Fan Mingtai, a senior researcher with the Institute of Quantitative & Technical Economics at the Chinese Academy of Social Sciences, said that the current dominance of the US-led rating system will be hard to challenge.
"Sovereign credit rating is determined by the global status of a country and its currency. To that end the US and US dollars are still the No 1 choice for investors," Fan said.
The influence of a rating agency led by China and other emerging economies will grow with the increase of their economic and political power, and this will still take some time, Fan said.
A small number of firms will continue to hold sway, said Mei Xinyu, a researcher with the Chinese Academy of International Trade and Economic Cooperation, affiliated to the Ministry of Commerce.
"A market of unbridled competition could result in even more problems, making the relatively weaker players bow to pressure from clients and surrender their independence," Mei said. "So it will be the 'big three', with possibly some new agencies, that will dominate the market."

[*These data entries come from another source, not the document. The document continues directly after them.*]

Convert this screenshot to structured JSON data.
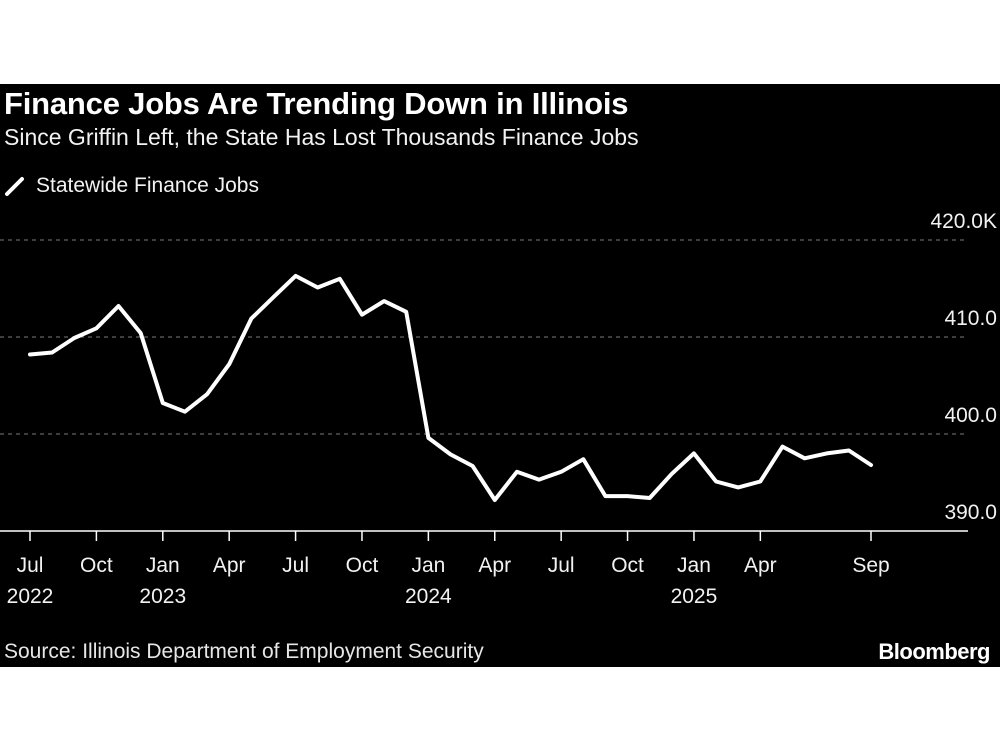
{
  "title": "Finance Jobs Are Trending Down in Illinois",
  "subtitle": "Since Griffin Left, the State Has Lost Thousands Finance Jobs",
  "source": "Source: Illinois Department of Employment Security",
  "brand": "Bloomberg",
  "colors": {
    "background": "#000000",
    "line": "#ffffff",
    "grid": "#7a7a7a"
  },
  "chart_data": {
    "type": "line",
    "title": "Finance Jobs Are Trending Down in Illinois",
    "subtitle": "Since Griffin Left, the State Has Lost Thousands Finance Jobs",
    "legend_position": "top-left",
    "grid": "horizontal dashed",
    "ylim": [
      390,
      420
    ],
    "y_ticks": [
      {
        "value": 420,
        "label": "420.0K"
      },
      {
        "value": 410,
        "label": "410.0"
      },
      {
        "value": 400,
        "label": "400.0"
      },
      {
        "value": 390,
        "label": "390.0"
      }
    ],
    "x_ticks": [
      {
        "date": "2022-07",
        "label": "Jul",
        "year": "2022"
      },
      {
        "date": "2022-10",
        "label": "Oct",
        "year": ""
      },
      {
        "date": "2023-01",
        "label": "Jan",
        "year": "2023"
      },
      {
        "date": "2023-04",
        "label": "Apr",
        "year": ""
      },
      {
        "date": "2023-07",
        "label": "Jul",
        "year": ""
      },
      {
        "date": "2023-10",
        "label": "Oct",
        "year": ""
      },
      {
        "date": "2024-01",
        "label": "Jan",
        "year": "2024"
      },
      {
        "date": "2024-04",
        "label": "Apr",
        "year": ""
      },
      {
        "date": "2024-07",
        "label": "Jul",
        "year": ""
      },
      {
        "date": "2024-10",
        "label": "Oct",
        "year": ""
      },
      {
        "date": "2025-01",
        "label": "Jan",
        "year": "2025"
      },
      {
        "date": "2025-04",
        "label": "Apr",
        "year": ""
      },
      {
        "date": "2025-09",
        "label": "Sep",
        "year": ""
      }
    ],
    "series": [
      {
        "name": "Statewide Finance Jobs",
        "x": [
          "2022-07",
          "2022-08",
          "2022-09",
          "2022-10",
          "2022-11",
          "2022-12",
          "2023-01",
          "2023-02",
          "2023-03",
          "2023-04",
          "2023-05",
          "2023-06",
          "2023-07",
          "2023-08",
          "2023-09",
          "2023-10",
          "2023-11",
          "2023-12",
          "2024-01",
          "2024-02",
          "2024-03",
          "2024-04",
          "2024-05",
          "2024-06",
          "2024-07",
          "2024-08",
          "2024-09",
          "2024-10",
          "2024-11",
          "2024-12",
          "2025-01",
          "2025-02",
          "2025-03",
          "2025-04",
          "2025-05",
          "2025-06",
          "2025-07",
          "2025-08",
          "2025-09"
        ],
        "values": [
          408.2,
          408.4,
          409.9,
          410.9,
          413.2,
          410.4,
          403.2,
          402.3,
          404.1,
          407.2,
          411.9,
          414.1,
          416.3,
          415.1,
          416.0,
          412.3,
          413.7,
          412.6,
          399.6,
          397.9,
          396.7,
          393.2,
          396.1,
          395.3,
          396.1,
          397.4,
          393.6,
          393.6,
          393.4,
          395.9,
          398.0,
          395.1,
          394.5,
          395.1,
          398.7,
          397.5,
          398.0,
          398.3,
          396.8
        ]
      }
    ]
  }
}
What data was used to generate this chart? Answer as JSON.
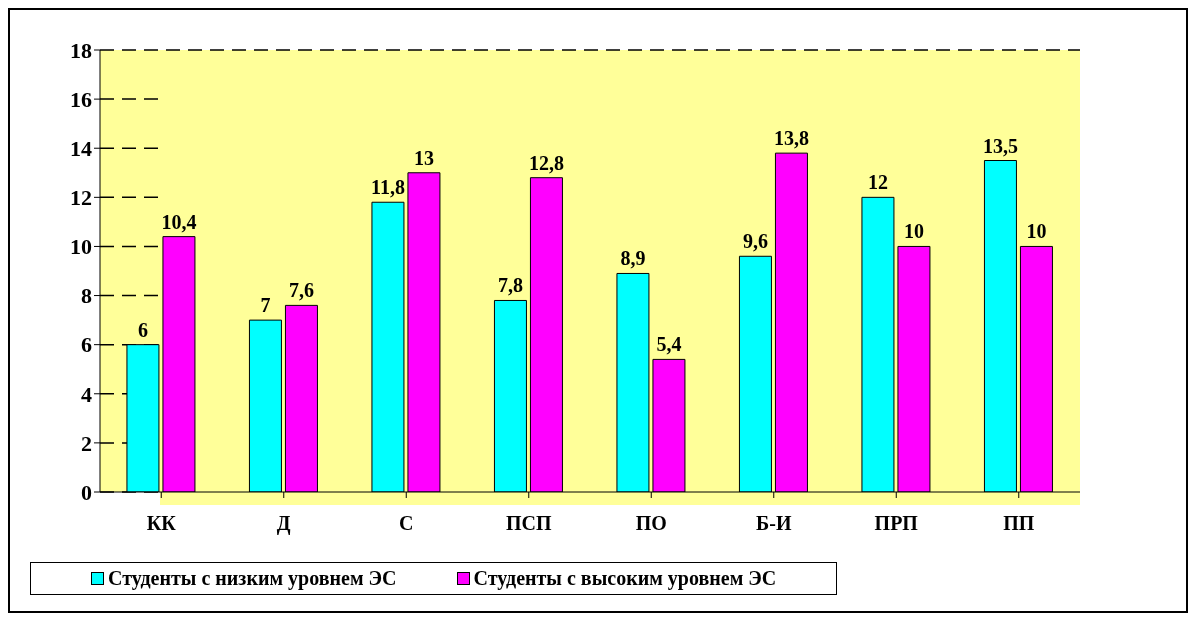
{
  "chart_data": {
    "type": "bar",
    "categories": [
      "КК",
      "Д",
      "С",
      "ПСП",
      "ПО",
      "Б-И",
      "ПРП",
      "ПП"
    ],
    "series": [
      {
        "name": "Студенты с низким уровнем ЭС",
        "color": "#00ffff",
        "values": [
          6,
          7,
          11.8,
          7.8,
          8.9,
          9.6,
          12,
          13.5
        ],
        "value_labels": [
          "6",
          "7",
          "11,8",
          "7,8",
          "8,9",
          "9,6",
          "12",
          "13,5"
        ]
      },
      {
        "name": "Студенты с высоким уровнем ЭС",
        "color": "#ff00ff",
        "values": [
          10.4,
          7.6,
          13,
          12.8,
          5.4,
          13.8,
          10,
          10
        ],
        "value_labels": [
          "10,4",
          "7,6",
          "13",
          "12,8",
          "5,4",
          "13,8",
          "10",
          "10"
        ]
      }
    ],
    "ylim": [
      0,
      18
    ],
    "yticks": [
      0,
      2,
      4,
      6,
      8,
      10,
      12,
      14,
      16,
      18
    ],
    "grid": "y",
    "legend": "bottom"
  }
}
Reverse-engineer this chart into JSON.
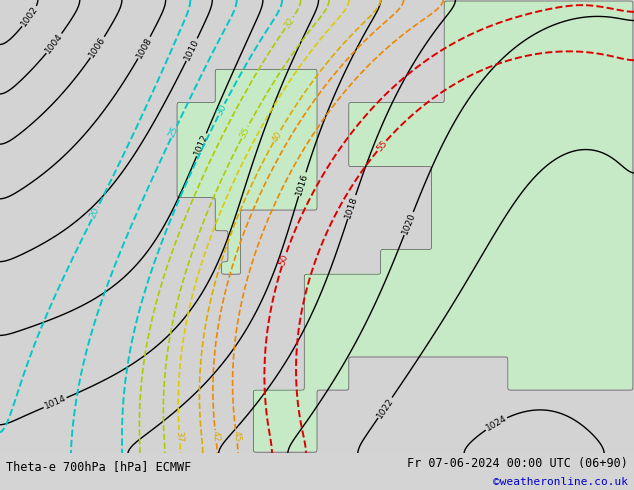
{
  "title_left": "Theta-e 700hPa [hPa] ECMWF",
  "title_right": "Fr 07-06-2024 00:00 UTC (06+90)",
  "credit": "©weatheronline.co.uk",
  "bg_color": "#d4d4d4",
  "bottom_bar_color": "#ffffff",
  "bottom_text_color": "#000000",
  "credit_color": "#0000cc",
  "figsize": [
    6.34,
    4.9
  ],
  "dpi": 100
}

Ahmed Sule, a strategist for Diadem Capital in London, said a major challenge for a new agency is the probability that its ratings will be disregarded, at least initially. On top of this, any new agency will not have easy access to debt issuers in developed markets.
"The agency would have to be independent and autonomous; this could be a challenge but the agency would have to work toward this independence if it is to be accepted by the international capital market," Sule wrote in a commentary.
Brian Lawson, global economist at Exclusive Analysis in London, also warned that integrity was a key factor.
"Ultimately any agency should be driven by its own rating policies, though these may be subject to political influence."
A European agency would lack credibility if it were seen as pro-Europe, and investors would probably continue to use US agencies, Lawson said.